GRANITE FALLS – After spending the day exploring the trails off the Mountain Loop Highway, hikers often stop in Granite Falls at Omega Pizza and Pasta.
During the warm summer months, business is usually booming, owner Barbara Petrakopoulos said.
This summer started like any other.
Then, on Tuesday, a hiker found two Seattle women shot dead on the Pinnacle Lake trail.
Police are still investigating what happened to Mary Cooper, 56, and her oldest daughter Susanna Stodden, 27. They released no new information Monday.
Since the killings, some businesses in Granite Falls have seen their sales drop.
“We had been really busy” this summer, Petrakopoulos said. “All of a sudden … we just don’t have it.”
It’s hard to gauge just how many people might have stayed away from hiking in the area over the weekend.
Petrakopoulos said only one group of hikers stopped at the restaurant Sunday and business for the weekend was down by half.
Granite Falls Hardware Store manager Mark Brauer said the day after the shooting was the “slowest day in a long time.”
At the ranger station in Verlot, not far from where the killings occurred, Megan Impson said there might have been a “little bit of a drop” in visitors, but not much.
She said 731 people stopped by the information center over the weekend, compared to 796 the weekend before the shooting. Unsettled weather Saturday could have kept some people away, she said.
The Gold Basin Campground had a typical weekend, campground host Leroy Dunn said.
Adrianne Hurtig, a waitress at the Mountain View Inn restaurant in Verlot, said she noticed a slight decrease in diners over the weekend.
The killings were all that people were talking about, she said.
Nearby, at the Green Gables General Store, Helen Woodson said business was typical for a summer weekend.
“This is the safest place in the world right now,” she said. “There are police everywhere.”
On Monday, the trail to Pinnacle Lake remained closed. Patrol cars from the Snohomish County Sheriff’s Office and other agencies were seen driving back and forth to the trailhead.
At the pizza parlor in Granite Falls, Petrakopoulos worried the news about the killings might keep people away for some time.

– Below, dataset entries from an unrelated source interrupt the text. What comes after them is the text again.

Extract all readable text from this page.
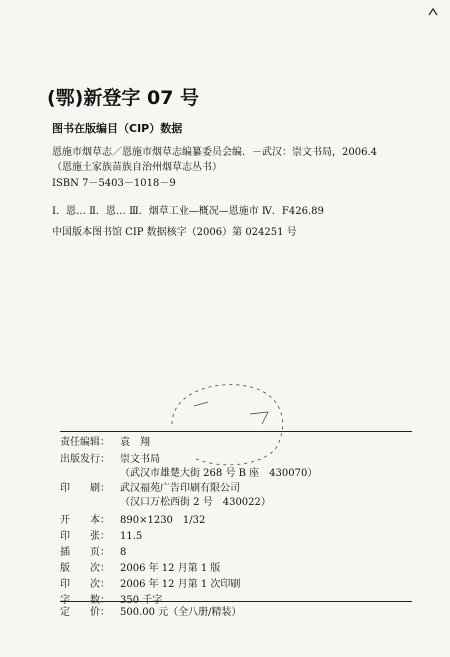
(鄂)新登字 07 号
图书在版编目（CIP）数据
恩施市烟草志／恩施市烟草志编纂委员会编．－武汉：崇文书局，2006.4
（恩施土家族苗族自治州烟草志丛书）
ISBN 7－5403－1018－9
Ⅰ．恩… Ⅱ．恩… Ⅲ．烟草工业—概况—恩施市 Ⅳ．F426.89
中国版本图书馆 CIP 数据核字（2006）第 024251 号
责任编辑： 袁　翔
出版发行： 崇文书局
（武汉市雄楚大街 268 号 B 座　430070）
印　　刷： 武汉福苑广告印刷有限公司
（汉口万松西街 2 号　430022）
开　　本： 890×1230　1/32
印　　张： 11.5
插　　页： 8
版　　次： 2006 年 12 月第 1 版
印　　次： 2006 年 12 月第 1 次印刷
定　　价： 500.00 元（全八册/精装）
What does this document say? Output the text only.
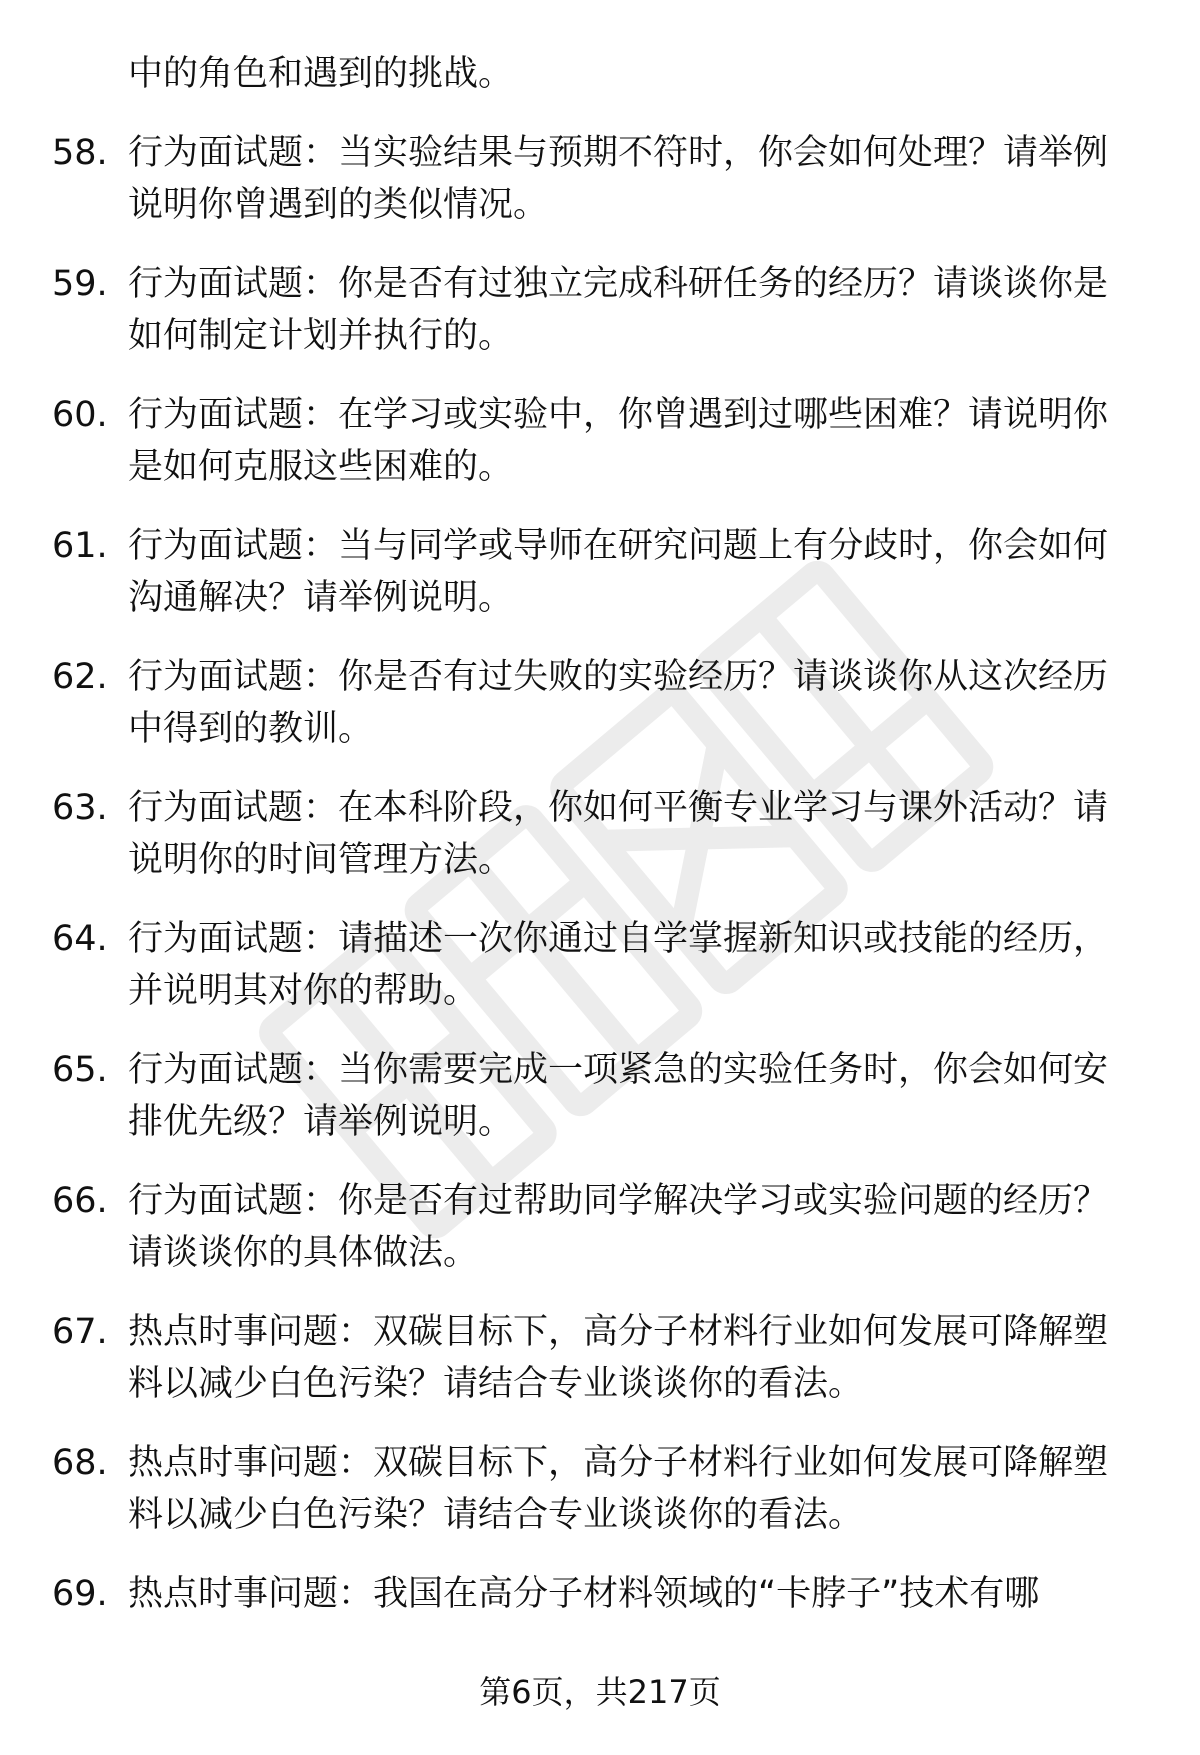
中的角色和遇到的挑战。
58. 行为面试题：当实验结果与预期不符时，你会如何处理？请举例说明你曾遇到的类似情况。
59. 行为面试题：你是否有过独立完成科研任务的经历？请谈谈你是如何制定计划并执行的。
60. 行为面试题：在学习或实验中，你曾遇到过哪些困难？请说明你是如何克服这些困难的。
61. 行为面试题：当与同学或导师在研究问题上有分歧时，你会如何沟通解决？请举例说明。
62. 行为面试题：你是否有过失败的实验经历？请谈谈你从这次经历中得到的教训。
63. 行为面试题：在本科阶段，你如何平衡专业学习与课外活动？请说明你的时间管理方法。
64. 行为面试题：请描述一次你通过自学掌握新知识或技能的经历，并说明其对你的帮助。
65. 行为面试题：当你需要完成一项紧急的实验任务时，你会如何安排优先级？请举例说明。
66. 行为面试题：你是否有过帮助同学解决学习或实验问题的经历？请谈谈你的具体做法。
67. 热点时事问题：双碳目标下，高分子材料行业如何发展可降解塑料以减少白色污染？请结合专业谈谈你的看法。
68. 热点时事问题：双碳目标下，高分子材料行业如何发展可降解塑料以减少白色污染？请结合专业谈谈你的看法。
69. 热点时事问题：我国在高分子材料领域的“卡脖子”技术有哪
第6页，共217页
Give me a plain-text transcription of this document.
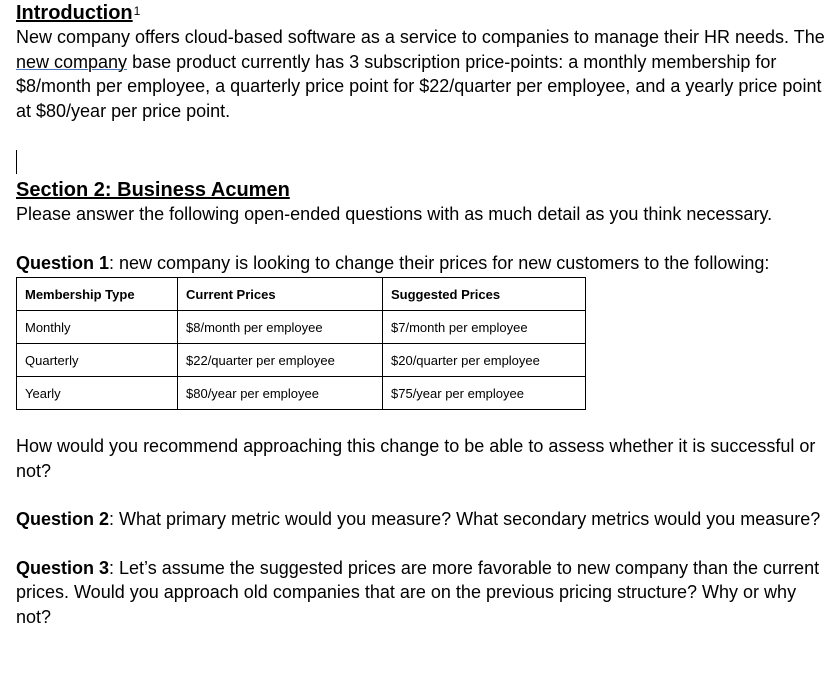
Introduction$^1$

New company offers cloud-based software as a service to companies to manage their HR needs. The new company base product currently has 3 subscription price-points: a monthly membership for $8/month per employee, a quarterly price point for $22/quarter per employee, and a yearly price point at $80/year per price point.

Section 2: Business Acumen

Please answer the following open-ended questions with as much detail as you think necessary.

Question 1: new company is looking to change their prices for new customers to the following:

Membership Type	Current Prices	Suggested Prices
Monthly	$8/month per employee	$7/month per employee
Quarterly	$22/quarter per employee	$20/quarter per employee
Yearly	$80/year per employee	$75/year per employee

How would you recommend approaching this change to be able to assess whether it is successful or not?

Question 2: What primary metric would you measure? What secondary metrics would you measure?

Question 3: Let’s assume the suggested prices are more favorable to new company than the current prices. Would you approach old companies that are on the previous pricing structure? Why or why not?
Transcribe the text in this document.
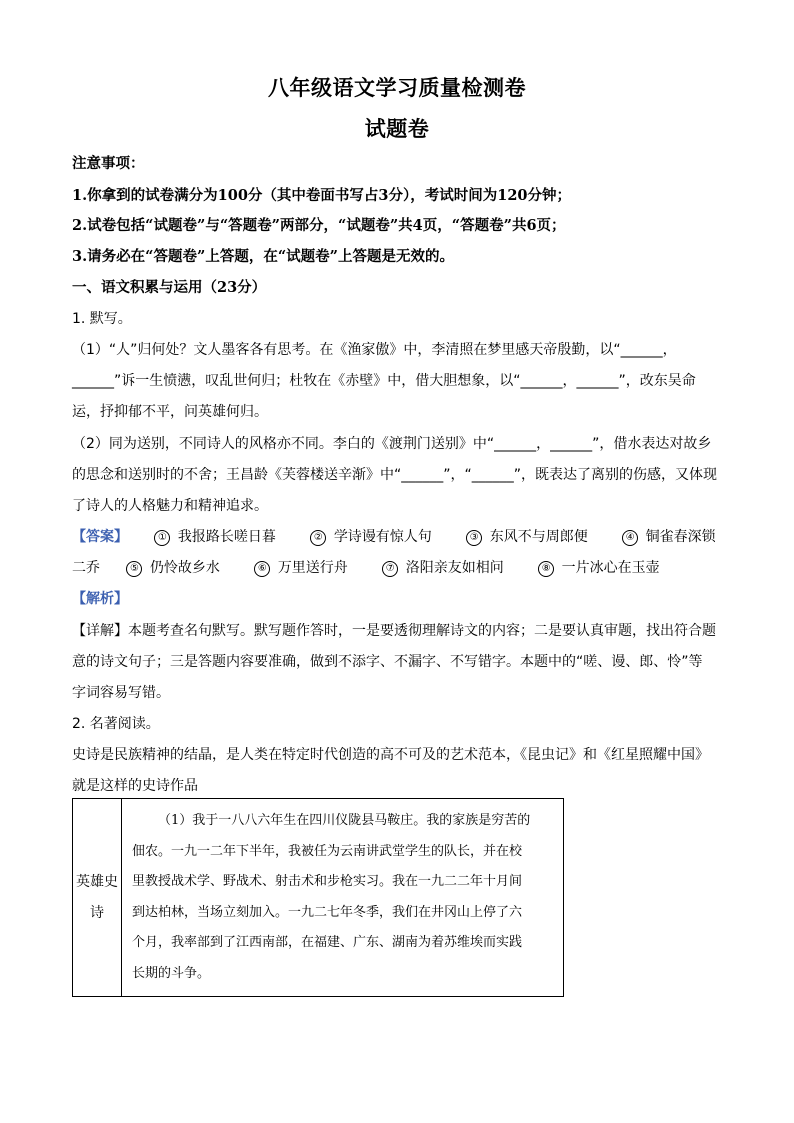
八年级语文学习质量检测卷
试题卷
注意事项：
1.你拿到的试卷满分为100分（其中卷面书写占3分），考试时间为120分钟；
2.试卷包括“试题卷”与“答题卷”两部分，“试题卷”共4页，“答题卷”共6页；
3.请务必在“答题卷”上答题，在“试题卷”上答题是无效的。
一、语文积累与运用（23分）
1. 默写。
（1）“人”归何处？文人墨客各有思考。在《渔家傲》中，李清照在梦里感天帝殷勤，以“______，
______”诉一生愤懑，叹乱世何归；杜牧在《赤壁》中，借大胆想象，以“______，______”，改东吴命
运，抒抑郁不平，问英雄何归。
（2）同为送别，不同诗人的风格亦不同。李白的《渡荆门送别》中“______，______”，借水表达对故乡
的思念和送别时的不舍；王昌龄《芙蓉楼送辛渐》中“______”，“______”，既表达了离别的伤感，又体现
了诗人的人格魅力和精神追求。
【答案】	① 我报路长嗟日暮	② 学诗谩有惊人句	③ 东风不与周郎便	④ 铜雀春深锁
二乔	⑤ 仍怜故乡水	⑥ 万里送行舟	⑦ 洛阳亲友如相问	⑧ 一片冰心在玉壶
【解析】
【详解】本题考查名句默写。默写题作答时，一是要透彻理解诗文的内容；二是要认真审题，找出符合题
意的诗文句子；三是答题内容要准确，做到不添字、不漏字、不写错字。本题中的“嗟、谩、郎、怜”等
字词容易写错。
2. 名著阅读。
史诗是民族精神的结晶，是人类在特定时代创造的高不可及的艺术范本，《昆虫记》和《红星照耀中国》
就是这样的史诗作品
英雄史诗	
（1）我于一八八六年生在四川仪陇县马鞍庄。我的家族是穷苦的
佃农。一九一二年下半年，我被任为云南讲武堂学生的队长，并在校
里教授战术学、野战术、射击术和步枪实习。我在一九二二年十月间
到达柏林，当场立刻加入。一九二七年冬季，我们在井冈山上停了六
个月，我率部到了江西南部，在福建、广东、湖南为着苏维埃而实践
长期的斗争。
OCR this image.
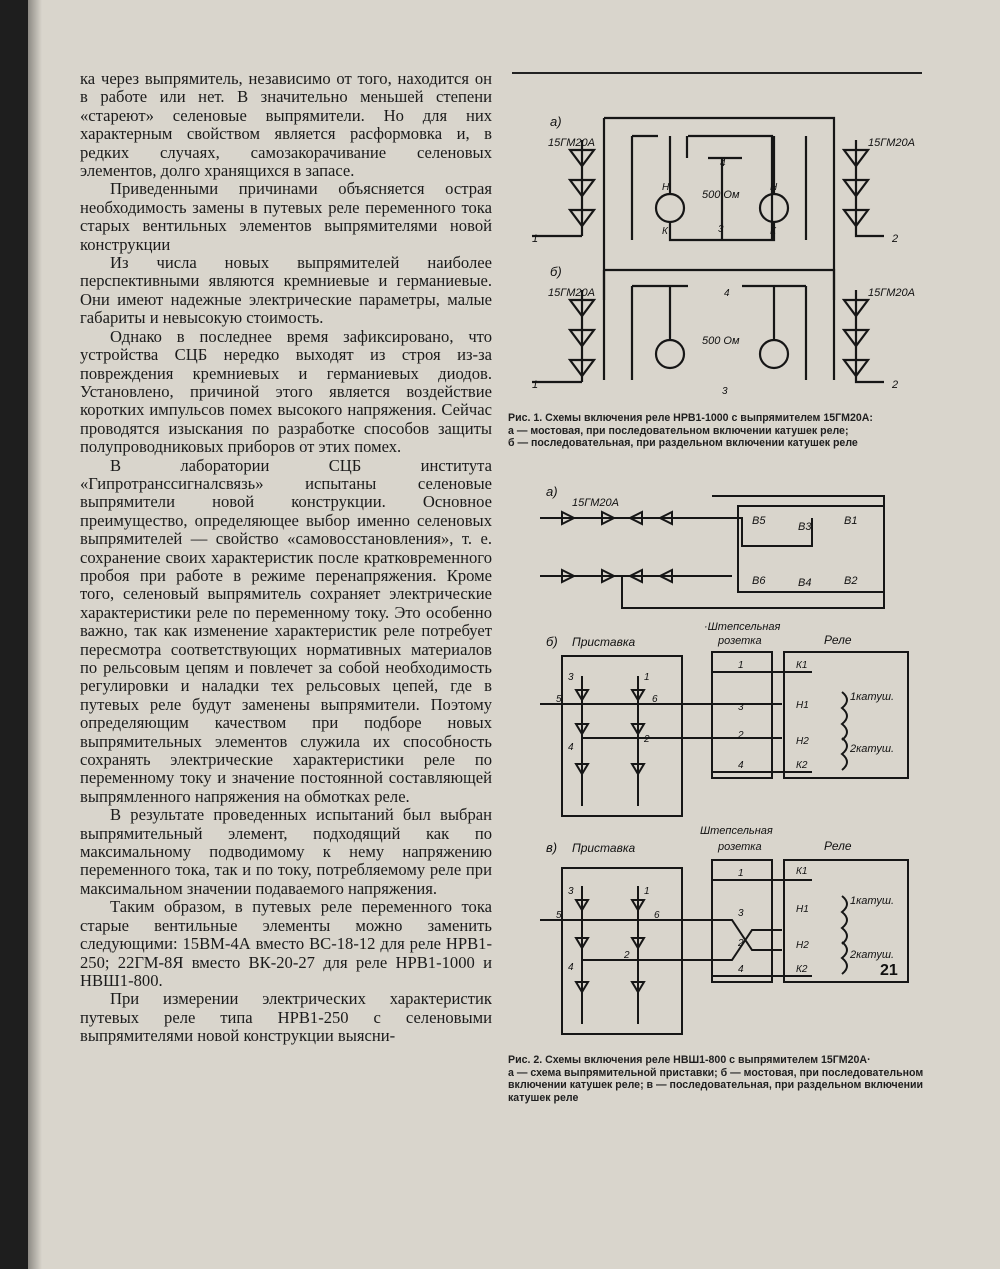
ка через выпрямитель, независимо от того, находится он в работе или нет. В значительно меньшей степени «стареют» селеновые выпрямители. Но для них характерным свойством является расформовка и, в редких случаях, самозакорачивание селеновых элементов, долго хранящихся в запасе.

Приведенными причинами объясняется острая необходимость замены в путевых реле переменного тока старых вентильных элементов выпрямителями новой конструкции

Из числа новых выпрямителей наиболее перспективными являются кремниевые и германиевые. Они имеют надежные электрические параметры, малые габариты и невысокую стоимость.

Однако в последнее время зафиксировано, что устройства СЦБ нередко выходят из строя из-за повреждения кремниевых и германиевых диодов. Установлено, причиной этого является воздействие коротких импульсов помех высокого напряжения. Сейчас проводятся изыскания по разработке способов защиты полупроводниковых приборов от этих помех.

В лаборатории СЦБ института «Гипротранссигналсвязь» испытаны селеновые выпрямители новой конструкции. Основное преимущество, определяющее выбор именно селеновых выпрямителей — свойство «самовосстановления», т. е. сохранение своих характеристик после кратковременного пробоя при работе в режиме перенапряжения. Кроме того, селеновый выпрямитель сохраняет электрические характеристики реле по переменному току. Это особенно важно, так как изменение характеристик реле потребует пересмотра соответствующих нормативных материалов по рельсовым цепям и повлечет за собой необходимость регулировки и наладки тех рельсовых цепей, где в путевых реле будут заменены выпрямители. Поэтому определяющим качеством при подборе новых выпрямительных элементов служила их способность сохранять электрические характеристики реле по переменному току и значение постоянной составляющей выпрямленного напряжения на обмотках реле.

В результате проведенных испытаний был выбран выпрямительный элемент, подходящий как по максимальному подводимому к нему напряжению переменного тока, так и по току, потребляемому реле при максимальном значении подаваемого напряжения.

Таким образом, в путевых реле переменного тока старые вентильные элементы можно заменить следующими: 15ВМ-4А вместо ВС-18-12 для реле НРВ1-250; 22ГМ-8Я вместо ВК-20-27 для реле НРВ1-1000 и НВШ1-800.

При измерении электрических характеристик путевых реле типа НРВ1-250 с селеновыми выпрямителями новой конструкции выясни-

а)
15ГМ20А	15ГМ20А
500 Ом
Н	Н
К	К
4
3
1	2
б)
15ГМ20А	15ГМ20А
500 Ом
4
3
1	2
Рис. 1. Схемы включения реле НРВ1-1000 с выпрямителем 15ГМ20А:
а — мостовая, при последовательном включении катушек реле;
б — последовательная, при раздельном включении катушек реле
а)
15ГМ20А
В5	В3	В1
В6	В4	В2
б) Приставка
·Штепсельная
розетка	Реле
1
3
2
4
К1
Н1
Н2
К2
1катуш.
2катуш.
3	1
5	6
4
2
в) Приставка
Штепсельная
розетка	Реле
1
3
2
4
К1
Н1
Н2
К2
1катуш.
2катуш.
3	1
5	6
4
2
Рис. 2. Схемы включения реле НВШ1-800 с выпрямителем 15ГМ20А·
а — схема выпрямительной приставки; б — мостовая, при последовательном включении катушек реле; в — последовательная, при раздельном включении катушек реле
21
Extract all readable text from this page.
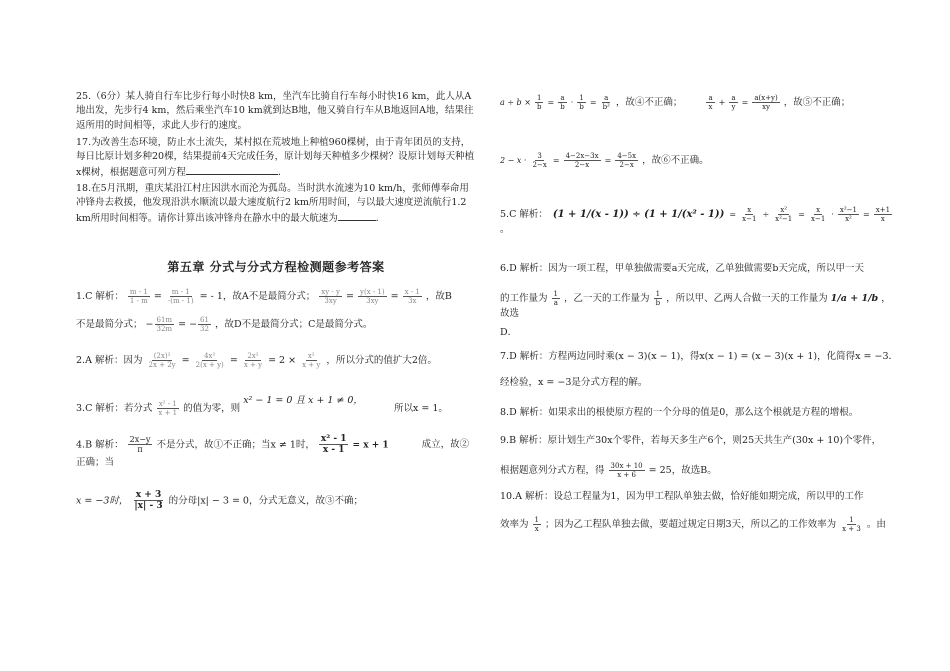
25.（6分）某人骑自行车比步行每小时快8 km，坐汽车比骑自行车每小时快16 km，此人从A地出发，先步行4 km，然后乘坐汽车10 km就到达B地，他又骑自行车从B地返回A地，结果往返所用的时间相等，求此人步行的速度。

17.为改善生态环境，防止水土流失，某村拟在荒坡地上种植960棵树，由于青年团员的支持，每日比原计划多种20棵，结果提前4天完成任务，原计划每天种植多少棵树？设原计划每天种植x棵树，根据题意可列方程	．

18.在5月汛期，重庆某沿江村庄因洪水而沦为孤岛。当时洪水流速为10 km/h，张师傅奉命用冲锋舟去救援，他发现沿洪水顺流以最大速度航行2 km所用时间，与以最大速度逆流航行1.2 km所用时间相等。请你计算出该冲锋舟在静水中的最大航速为	．

第五章 分式与分式方程检测题参考答案
1.C 解析： $\frac{m - 1}{1 - m} = \frac{m - 1}{-(m - 1)}$ = - 1，故A不是最简分式； $\frac{xy - y}{3xy} = \frac{y(x - 1)}{3xy} = \frac{x - 1}{3x}$ ，故B
不是最简分式； − $\frac{61m}{32m}$ = − $\frac{61}{32}$ ，故D不是最简分式；C是最简分式。
2.A 解析：因为 $\frac{\text{(2x)²}}{2x + 2y} = \frac{\text{4x²}}{2(x + y)} = \frac{\text{2x²}}{x + y} = 2 \times \frac{\text{x²}}{x + y}$ ，所以分式的值扩大2倍。
3.C 解析：若分式 $\frac{\text{x² - 1}}{x + 1}$ 的值为零，则 x² − 1 = 0 且 x + 1 ≠ 0， 所以x = 1。
4.B 解析： $\frac{2x-y}{\pi}$ 不是分式，故①不正确；当x ≠ 1时， $\frac{\text{x² - 1}}{x - 1} = x + 1$	成立，故②正确；当
x = −3时， $\frac{x + 3}{|x| - 3}$ 的分母|x| − 3 = 0，分式无意义，故③不确；
$a \div b \times \frac{1}{b} = \frac{a}{b} \cdot \frac{1}{b} = \frac{a}{\text{b²}}$ ，故④不正确；	$\frac{a}{x} + \frac{a}{y} = \frac{a(x+y)}{xy}$ ，故⑤不正确；
$2 - x \cdot \frac{3}{2-x} = \frac{4-2x-3x}{2-x} = \frac{4-5x}{2-x}$ ，故⑥不正确。
5.C 解析： $(1 + 1/(x - 1)) \div (1 + 1/(x^2 - 1)) = \frac{x}{x-1} \div \frac{\text{x²}}{\text{x²−1}} = \frac{x}{x-1} \cdot \frac{\text{x²−1}}{\text{x²}} = \frac{x+1}{x}$
。

6.D 解析：因为一项工程，甲单独做需要a天完成，乙单独做需要b天完成，所以甲一天

的工作量为 $\frac{1}{a}$ ，乙一天的工作量为 $\frac{1}{b}$ ，所以甲、乙两人合做一天的工作量为 1/a + 1/b ，故选
D．

7.D 解析：方程两边同时乘(x − 3)(x − 1)，得x(x − 1) = (x − 3)(x + 1)，化简得x = −3．

经检验，x = −3是分式方程的解。
8.D 解析：如果求出的根使原方程的一个分母的值是0，那么这个根就是方程的增根。
9.B 解析：原计划生产30x个零件，若每天多生产6个，则25天共生产(30x + 10)个零件，
根据题意列分式方程，得 $\frac{30x + 10}{x + 6} = 25$，故选B。
10.A 解析：设总工程量为1，因为甲工程队单独去做，恰好能如期完成，所以甲的工作
效率为 $\frac{1}{x}$ ；因为乙工程队单独去做，要超过规定日期3天，所以乙的工作效率为 $\frac{1}{x + 3}$ 。由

“It’s going to drop my business big time,” she said.
Mayor Lyle Romack said he’s always concerned about what happens on the Mountain Loop Highway, even if it happens miles away from town.
“It’s a long way out of Granite Falls,” he said, “but it still affects us.”
People in Granite Falls are still smarting over what happened three years ago when Rolling Stone magazine labeled the small town “Methville.” The article described the community as swamped by drugs as part of a larger look at how methamphetamine was changing small towns.
Bloggers on an Internet forum geared toward Northwest hikers dredged up that label last week while discussing news about the killings.
Some connected the homicides to the town’s reputation for problems with meth.
Detectives say Granite Falls is no more affected by drugs than any other community in Snohomish County.
“Granite Falls has never been the meth capital of the world,” said Snohomish Regional Drug Task Force Lt. John Flood.
Countywide, meth use is on the rise, but backyard labs have decreased, Flood said.
The majority of meth coming into the county is now produced in Mexico, officials say.
Moreover, investigators have never found a large outdoor marijuana operation near where the hikers were killed, Flood said.
“I think people are trying to make a connection to drugs, but I think they’re just grasping,” Flood said.
“I think it’s ignorance on the part of the public to jump to the conclusion that it happened because it was near Granite Falls,” he said.